How to stop getting ghosted after the recruiter call
Generic advice ("add metrics", "use keywords") rarely moves the needle because it doesn't tell you which specific lines are costing you interviews. Ghosted's free diagnostic reads your resume the way a recruiter and an ATS would, names the single biggest thing holding you back as a investment banking analyst, and shows you the highest-impact fixes — in about two minutes, with no account required to start.
See exactly why your resume is getting ghosted
Run the free diagnostic — it reads your investment banking analyst resume like a recruiter and an ATS, and names your core blocker in about two minutes.
Run my free diagnostic →Frequently asked questions
Why did the recruiter ghost me after the phone screen?
The most common reason is a disconnect between what your resume implies and what your answers revealed — either about your level, scope, or fit for the specific role. Recruiters pass on candidates when they can't confidently pitch them to the hiring manager.
Is it normal to get ghosted after a recruiter call as a investment banking analyst?
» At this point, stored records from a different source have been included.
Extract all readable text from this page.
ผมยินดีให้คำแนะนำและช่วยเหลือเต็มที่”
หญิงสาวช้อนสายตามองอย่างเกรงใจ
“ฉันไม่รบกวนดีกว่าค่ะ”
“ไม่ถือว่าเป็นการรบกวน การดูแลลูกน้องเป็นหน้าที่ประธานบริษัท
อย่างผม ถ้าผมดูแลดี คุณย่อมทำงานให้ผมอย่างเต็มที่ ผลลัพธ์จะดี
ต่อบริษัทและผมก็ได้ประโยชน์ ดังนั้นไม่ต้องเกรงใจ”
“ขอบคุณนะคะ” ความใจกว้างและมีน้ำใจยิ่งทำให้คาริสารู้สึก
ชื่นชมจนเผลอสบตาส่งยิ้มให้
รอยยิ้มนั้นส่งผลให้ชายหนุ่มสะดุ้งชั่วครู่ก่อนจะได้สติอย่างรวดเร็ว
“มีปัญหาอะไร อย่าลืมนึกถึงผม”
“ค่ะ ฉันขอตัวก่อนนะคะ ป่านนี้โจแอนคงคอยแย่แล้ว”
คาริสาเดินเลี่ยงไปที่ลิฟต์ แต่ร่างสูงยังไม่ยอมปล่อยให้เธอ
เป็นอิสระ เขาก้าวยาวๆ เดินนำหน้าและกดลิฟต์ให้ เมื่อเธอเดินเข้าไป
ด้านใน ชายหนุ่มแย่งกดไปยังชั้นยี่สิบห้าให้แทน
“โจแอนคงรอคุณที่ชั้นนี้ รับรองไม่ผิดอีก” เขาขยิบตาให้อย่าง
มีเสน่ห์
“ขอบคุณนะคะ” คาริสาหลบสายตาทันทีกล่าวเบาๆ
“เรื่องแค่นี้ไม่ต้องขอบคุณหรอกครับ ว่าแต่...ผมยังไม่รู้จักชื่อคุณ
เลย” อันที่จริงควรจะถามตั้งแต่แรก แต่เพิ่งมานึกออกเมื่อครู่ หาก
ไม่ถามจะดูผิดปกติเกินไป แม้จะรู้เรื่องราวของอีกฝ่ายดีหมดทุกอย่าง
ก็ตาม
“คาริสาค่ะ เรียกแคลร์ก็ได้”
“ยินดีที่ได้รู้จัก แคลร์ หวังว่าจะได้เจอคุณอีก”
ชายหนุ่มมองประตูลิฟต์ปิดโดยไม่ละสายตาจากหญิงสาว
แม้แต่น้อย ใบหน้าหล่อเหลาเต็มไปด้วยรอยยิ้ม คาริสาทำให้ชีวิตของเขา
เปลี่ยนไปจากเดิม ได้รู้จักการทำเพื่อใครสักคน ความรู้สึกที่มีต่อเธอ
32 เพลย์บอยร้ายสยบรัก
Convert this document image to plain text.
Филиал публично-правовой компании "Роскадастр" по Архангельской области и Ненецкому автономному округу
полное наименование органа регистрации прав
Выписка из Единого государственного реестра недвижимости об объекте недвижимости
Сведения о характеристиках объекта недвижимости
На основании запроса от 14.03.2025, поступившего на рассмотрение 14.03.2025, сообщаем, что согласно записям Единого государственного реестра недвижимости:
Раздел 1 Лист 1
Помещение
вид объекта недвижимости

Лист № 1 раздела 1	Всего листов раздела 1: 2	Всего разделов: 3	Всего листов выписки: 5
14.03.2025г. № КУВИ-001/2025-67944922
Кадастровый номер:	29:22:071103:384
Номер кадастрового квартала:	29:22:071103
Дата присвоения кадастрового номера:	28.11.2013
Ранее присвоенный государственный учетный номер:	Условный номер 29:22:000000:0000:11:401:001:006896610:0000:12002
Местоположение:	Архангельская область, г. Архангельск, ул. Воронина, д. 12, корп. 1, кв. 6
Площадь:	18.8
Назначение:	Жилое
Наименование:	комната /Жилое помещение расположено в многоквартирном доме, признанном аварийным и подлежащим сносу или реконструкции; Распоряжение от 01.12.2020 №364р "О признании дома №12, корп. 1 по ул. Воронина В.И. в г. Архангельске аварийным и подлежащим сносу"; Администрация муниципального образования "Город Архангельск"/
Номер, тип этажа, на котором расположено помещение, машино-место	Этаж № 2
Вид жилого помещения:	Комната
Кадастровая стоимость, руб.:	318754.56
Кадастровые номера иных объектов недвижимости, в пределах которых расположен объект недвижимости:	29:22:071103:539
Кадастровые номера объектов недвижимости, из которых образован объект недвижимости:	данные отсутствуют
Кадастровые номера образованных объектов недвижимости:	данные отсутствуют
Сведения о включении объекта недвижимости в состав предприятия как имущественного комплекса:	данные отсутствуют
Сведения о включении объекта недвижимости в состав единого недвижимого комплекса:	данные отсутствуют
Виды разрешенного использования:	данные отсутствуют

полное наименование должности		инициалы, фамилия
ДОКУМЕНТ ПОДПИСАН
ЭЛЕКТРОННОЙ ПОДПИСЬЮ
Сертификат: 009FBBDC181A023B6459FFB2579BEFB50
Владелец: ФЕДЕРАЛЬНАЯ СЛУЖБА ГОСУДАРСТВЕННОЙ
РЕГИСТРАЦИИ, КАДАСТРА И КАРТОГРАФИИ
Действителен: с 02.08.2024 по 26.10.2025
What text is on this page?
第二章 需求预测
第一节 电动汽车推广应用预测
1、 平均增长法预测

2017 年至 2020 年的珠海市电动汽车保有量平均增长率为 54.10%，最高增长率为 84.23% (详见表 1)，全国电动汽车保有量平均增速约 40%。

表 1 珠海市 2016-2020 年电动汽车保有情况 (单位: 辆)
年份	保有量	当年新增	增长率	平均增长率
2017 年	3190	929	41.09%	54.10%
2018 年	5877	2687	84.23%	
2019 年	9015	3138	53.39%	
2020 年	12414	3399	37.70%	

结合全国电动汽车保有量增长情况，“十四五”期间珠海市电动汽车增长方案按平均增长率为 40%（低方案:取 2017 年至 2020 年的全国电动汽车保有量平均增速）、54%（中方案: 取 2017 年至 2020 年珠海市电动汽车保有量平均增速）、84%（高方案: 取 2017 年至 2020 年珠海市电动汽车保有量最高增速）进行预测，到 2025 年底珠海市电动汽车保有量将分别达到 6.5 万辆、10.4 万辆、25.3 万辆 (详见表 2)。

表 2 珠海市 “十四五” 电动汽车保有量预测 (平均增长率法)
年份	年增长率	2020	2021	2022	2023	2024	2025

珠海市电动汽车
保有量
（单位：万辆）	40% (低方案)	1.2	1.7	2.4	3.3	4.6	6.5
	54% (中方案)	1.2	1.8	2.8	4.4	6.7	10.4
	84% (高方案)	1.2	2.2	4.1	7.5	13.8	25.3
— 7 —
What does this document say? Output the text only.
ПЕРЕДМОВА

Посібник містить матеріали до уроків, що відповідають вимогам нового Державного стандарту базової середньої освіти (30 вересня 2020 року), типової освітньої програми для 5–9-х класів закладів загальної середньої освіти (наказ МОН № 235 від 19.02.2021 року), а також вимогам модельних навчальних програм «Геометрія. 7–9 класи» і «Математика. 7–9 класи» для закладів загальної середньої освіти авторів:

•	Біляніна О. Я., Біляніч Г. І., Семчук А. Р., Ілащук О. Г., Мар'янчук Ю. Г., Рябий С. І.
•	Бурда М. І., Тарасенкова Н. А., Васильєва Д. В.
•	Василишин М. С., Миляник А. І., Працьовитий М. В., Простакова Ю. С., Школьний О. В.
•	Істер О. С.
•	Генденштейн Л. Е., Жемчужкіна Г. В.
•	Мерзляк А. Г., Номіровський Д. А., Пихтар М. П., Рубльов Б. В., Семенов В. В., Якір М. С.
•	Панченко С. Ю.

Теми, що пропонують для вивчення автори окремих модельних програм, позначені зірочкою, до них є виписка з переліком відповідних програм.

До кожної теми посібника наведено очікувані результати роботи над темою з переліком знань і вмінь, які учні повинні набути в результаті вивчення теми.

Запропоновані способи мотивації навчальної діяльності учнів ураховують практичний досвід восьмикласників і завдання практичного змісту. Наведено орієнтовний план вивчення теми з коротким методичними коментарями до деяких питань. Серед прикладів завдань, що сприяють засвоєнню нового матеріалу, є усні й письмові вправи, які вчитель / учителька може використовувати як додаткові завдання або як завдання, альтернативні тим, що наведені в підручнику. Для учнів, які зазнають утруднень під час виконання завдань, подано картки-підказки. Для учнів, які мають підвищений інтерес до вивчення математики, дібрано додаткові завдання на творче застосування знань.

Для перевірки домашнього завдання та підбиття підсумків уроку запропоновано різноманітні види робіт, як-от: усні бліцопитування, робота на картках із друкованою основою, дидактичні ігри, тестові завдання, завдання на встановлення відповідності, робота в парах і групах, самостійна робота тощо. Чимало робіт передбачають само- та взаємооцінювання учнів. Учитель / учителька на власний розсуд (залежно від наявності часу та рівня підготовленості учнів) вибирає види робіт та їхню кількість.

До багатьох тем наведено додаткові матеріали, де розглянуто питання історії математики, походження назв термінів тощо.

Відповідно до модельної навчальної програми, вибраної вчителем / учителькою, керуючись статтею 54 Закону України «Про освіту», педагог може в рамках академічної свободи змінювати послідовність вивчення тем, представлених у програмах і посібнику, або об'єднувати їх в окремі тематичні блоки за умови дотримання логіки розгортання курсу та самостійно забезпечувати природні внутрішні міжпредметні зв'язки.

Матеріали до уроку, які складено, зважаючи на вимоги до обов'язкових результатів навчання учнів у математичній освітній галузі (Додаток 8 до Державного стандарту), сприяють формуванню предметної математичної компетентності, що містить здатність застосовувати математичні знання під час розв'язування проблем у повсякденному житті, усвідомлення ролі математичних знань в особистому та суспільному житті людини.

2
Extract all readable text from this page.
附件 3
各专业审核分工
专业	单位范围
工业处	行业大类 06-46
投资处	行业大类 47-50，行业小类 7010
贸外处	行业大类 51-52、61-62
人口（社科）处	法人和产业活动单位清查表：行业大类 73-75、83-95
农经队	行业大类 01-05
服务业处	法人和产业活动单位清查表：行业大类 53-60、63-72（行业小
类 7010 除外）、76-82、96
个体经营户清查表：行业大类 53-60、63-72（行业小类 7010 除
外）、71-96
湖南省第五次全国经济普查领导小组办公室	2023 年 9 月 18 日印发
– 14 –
It's unfortunately common, but it's not random. Investment Banking Analysts who get ghosted at this stage almost always have a positioning gap — their resume creates an expectation the conversation doesn't confirm. Fixing how you're positioned on paper changes this pattern.
How long should I wait after a phone screen before following up?
Send a brief follow-up email 5–7 business days after your screen if you haven't heard back. Keep it short — one sentence asking for an update. If there's still no response after that, move on and focus on fixing the positioning issue rather than this specific role.